Beat Richert peut voir les choses de l’extérieur: il a passé 18 ans au Canada en tant que Suisse de l’étranger et la culture locale du recyclage lui a littéralement sauté aux yeux. «Le recyclage devient une partie naturelle du cycle de consommation», dit l’artiste. Le piège du point de vue de l’artiste est là: le recyclage permet de justifier la surconsommation. Si le monde entier consommait autant que la population suisse, il aurait besoin de trois fois plus de ressources que la planète n’en fournit.
Recycler, un artifice ?
L’artiste critique également le fait que le recyclage reste en bonne partie du domaine de la pure affirmation. «Le mensonge du PET a été découvert il y a quelque temps déjà, affirme Beat Richert. A cette époque, on savait que beaucoup de plastique était exporté en Chine – jusqu’à ce que la Chine se détourne de cette pratique et y mette fin».
Beat Richert critique la «double morale» en matière d’écologie: «Tout le monde veut retourner à la nature, mais il vaut mieux ne pas le faire à pied !» Son credo en matière de développement durable: «Réduire, réutiliser, recycler», c’est-à-dire qu’il faut d’abord réduire la quantité de déchets en les évitant, puis se concentrer sur les produits qui peuvent être utilisés plus longtemps ou plus d’une fois, et recycler uniquement dans un troisième temps.
Une pensée presque religieuse
Richert pense que le recyclage est solennellement célébré dans ce pays. Il y voit une pensée presque religieuse: se libérer d’un sentiment de culpabilité, parce qu’on est tourmenté par une consommation excessive. «Autrefois, les gens allaient à l’église le dimanche, aujourd’hui ils se rendent le samedi à la déchetterie pour le recyclage», assène l’artiste, qui, selon ses propres mots, a grandi «très athée». Il serait bon ainsi qu’il y ait des sites d’élimination appelés «paradis du recyclage».
C’est ainsi qu’a pris forme l’idée de son installation artistique en forme de confessionnal destinée à «l’élimination des péchés». Dans un premier temps, il avait eu l’idée de placer le conteneur sur un site de recyclage approprié, sans contexte explicatif, mais il n’a pas obtenu l’autorisation du service d’élimination et de recyclage des déchets de Zurich.
Beaucoup de sarcasme
Alors l’installation fera sa première apparition remarquée sur une scène du «Zürcher Theaterspektakel». A partir du 28 août, elle sera placée sur la Landiwiese pendant quelques jours, où les visiteurs du Festival pourront «faire tomber une pierre de leur cœur».
La libération des sentiments de culpabilité se fait en un clin d’œil, le sentiment de bien-être n’est qu’à un jet de pierre.
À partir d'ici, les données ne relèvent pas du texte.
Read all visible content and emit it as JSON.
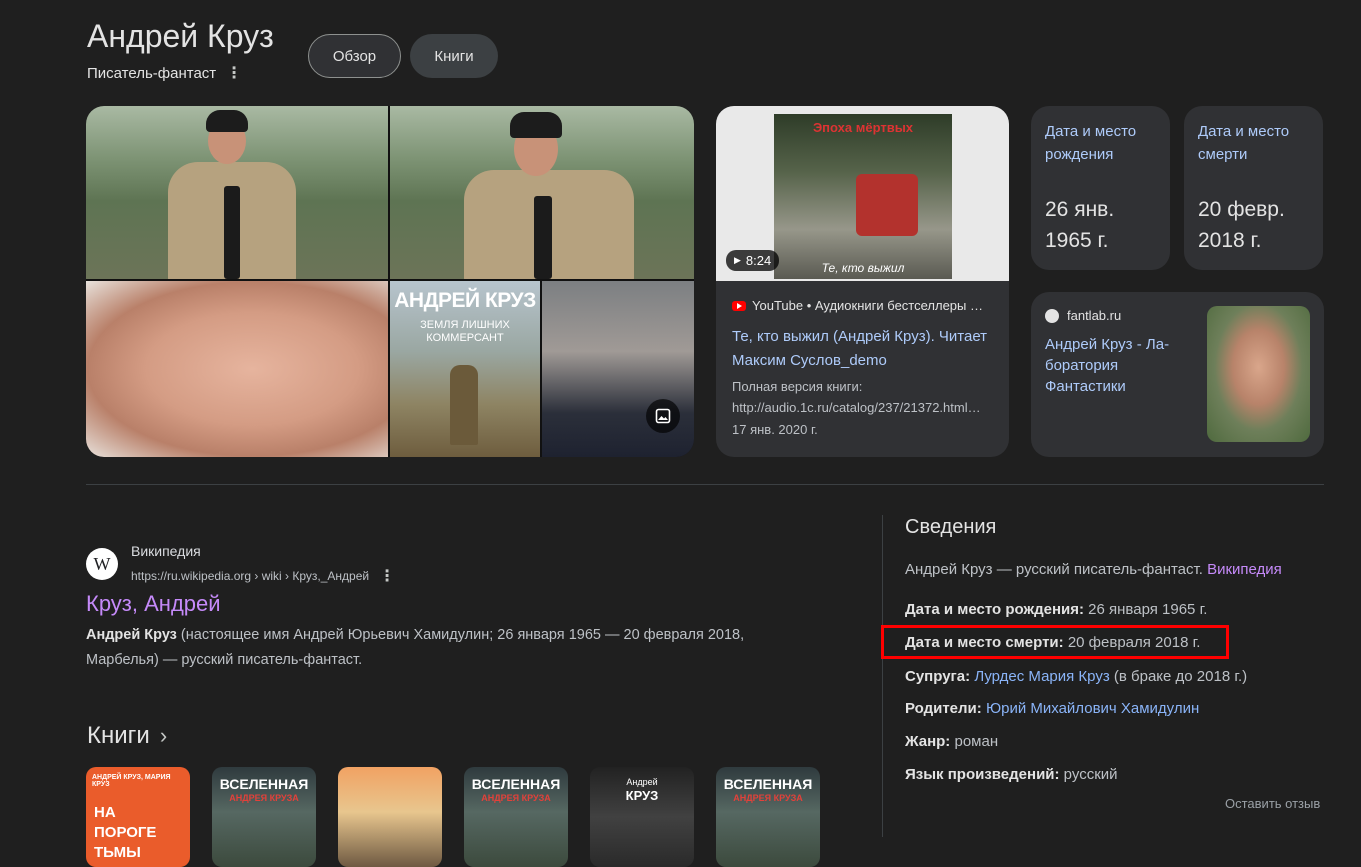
{
  "header": {
    "title": "Андрей Круз",
    "subtitle": "Писатель-фантаст",
    "tabs": [
      {
        "label": "Обзор",
        "selected": true
      },
      {
        "label": "Книги",
        "selected": false
      }
    ]
  },
  "images": {
    "tiles": [
      {
        "icon": "person-photo"
      },
      {
        "icon": "person-photo"
      },
      {
        "icon": "face-photo"
      },
      {
        "caption": "АНДРЕЙ КРУЗ",
        "subcaption": "ЗЕМЛЯ ЛИШНИХ",
        "subcaption2": "КОММЕРСАНТ"
      },
      {
        "icon": "face-photo"
      }
    ],
    "gallery_icon": "image-icon"
  },
  "video": {
    "duration": "8:24",
    "thumb_title": "Эпоха мёртвых",
    "thumb_caption": "Те, кто выжил",
    "source": "YouTube • Аудиокниги бестселлеры …",
    "title": "Те, кто выжил (Андрей Круз). Читает Максим Суслов_demo",
    "desc_line1": "Полная версия книги:",
    "desc_line2": "http://audio.1c.ru/catalog/237/21372.html…",
    "date": "17 янв. 2020 г."
  },
  "facts": [
    {
      "label": "Дата и место рождения",
      "value": "26 янв. 1965 г."
    },
    {
      "label": "Дата и место смерти",
      "value": "20 февр. 2018 г."
    }
  ],
  "fantlab": {
    "source": "fantlab.ru",
    "title": "Андрей Круз - Ла-боратория Фантастики"
  },
  "wiki": {
    "site": "Википедия",
    "url": "https://ru.wikipedia.org › wiki › Круз,_Андрей",
    "title": "Круз, Андрей",
    "snippet_bold": "Андрей Круз",
    "snippet": " (настоящее имя Андрей Юрьевич Хамидулин; 26 января 1965 — 20 февраля 2018, Марбелья) — русский писатель-фантаст."
  },
  "books": {
    "heading": "Книги",
    "items": [
      {
        "top": "АНДРЕЙ КРУЗ, МАРИЯ КРУЗ",
        "title": "НА ПОРОГЕ ТЬМЫ"
      },
      {
        "title": "ВСЕЛЕННАЯ",
        "sub": "АНДРЕЯ КРУЗА"
      },
      {
        "title": ""
      },
      {
        "title": "ВСЕЛЕННАЯ",
        "sub": "АНДРЕЯ КРУЗА"
      },
      {
        "top": "Андрей",
        "title": "КРУЗ"
      },
      {
        "title": "ВСЕЛЕННАЯ",
        "sub": "АНДРЕЯ КРУЗА"
      }
    ]
  },
  "info": {
    "heading": "Сведения",
    "description": "Андрей Круз — русский писатель-фантаст. ",
    "description_link": "Википедия",
    "rows": [
      {
        "label": "Дата и место рождения:",
        "value": " 26 января 1965 г."
      },
      {
        "label": "Дата и место смерти:",
        "value": " 20 февраля 2018 г."
      },
      {
        "label": "Супруга:",
        "link": "Лурдес Мария Круз",
        "value": " (в браке до 2018 г.)"
      },
      {
        "label": "Родители:",
        "link": "Юрий Михайлович Хамидулин"
      },
      {
        "label": "Жанр:",
        "value": " роман"
      },
      {
        "label": "Язык произведений:",
        "value": " русский"
      }
    ],
    "highlight_color": "#ff0000",
    "feedback": "Оставить отзыв"
  }
}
Richert admet qu’il y a beaucoup de sarcasme dans son travail. De plus, il espère aussi que l’appareil à éliminer les péchés encouragera la réflexion individuelle sur ses propres péchés.
Le «péché», quelque chose d’»intime»
Il comprend le terme «péché» comme quelque chose d’»intime», comme il le dit. Il entend par là quelque chose qui ne peut être concilié avec son propre système de valeurs, qui est individuel. «C’est aussi une invitation à se réconcilier avec soi-même !», poursuit celui qui a aussi connu une telle purification de sa propre vie.
Pendant des années, il a travaillé dans le domaine de la communication numérique et du marketing. «J’ai aidé à diffuser des produits qui n’étaient pas nécessaires», reconnaît l’ancien propriétaire d’une agence de communication. Il se demandait déjà à l’époque quelles commandes il rejetterait par conviction.
«Dire non est toujours un luxe»
Par exemple, en tant que végétarien, il n’a jamais fait de publicité pour des produits carnés. Mais il ne pouvait pas toujours être fidèle à ses convictions. «Dire non est toujours un luxe. Parfois, je devais me demander si je pouvais me le permettre ou si le prix était trop élevé», reconnaît Beat Richert. Lui-même éprouvait toujours davantage un sentiment de culpabilité en raison de ses activités professionnelles.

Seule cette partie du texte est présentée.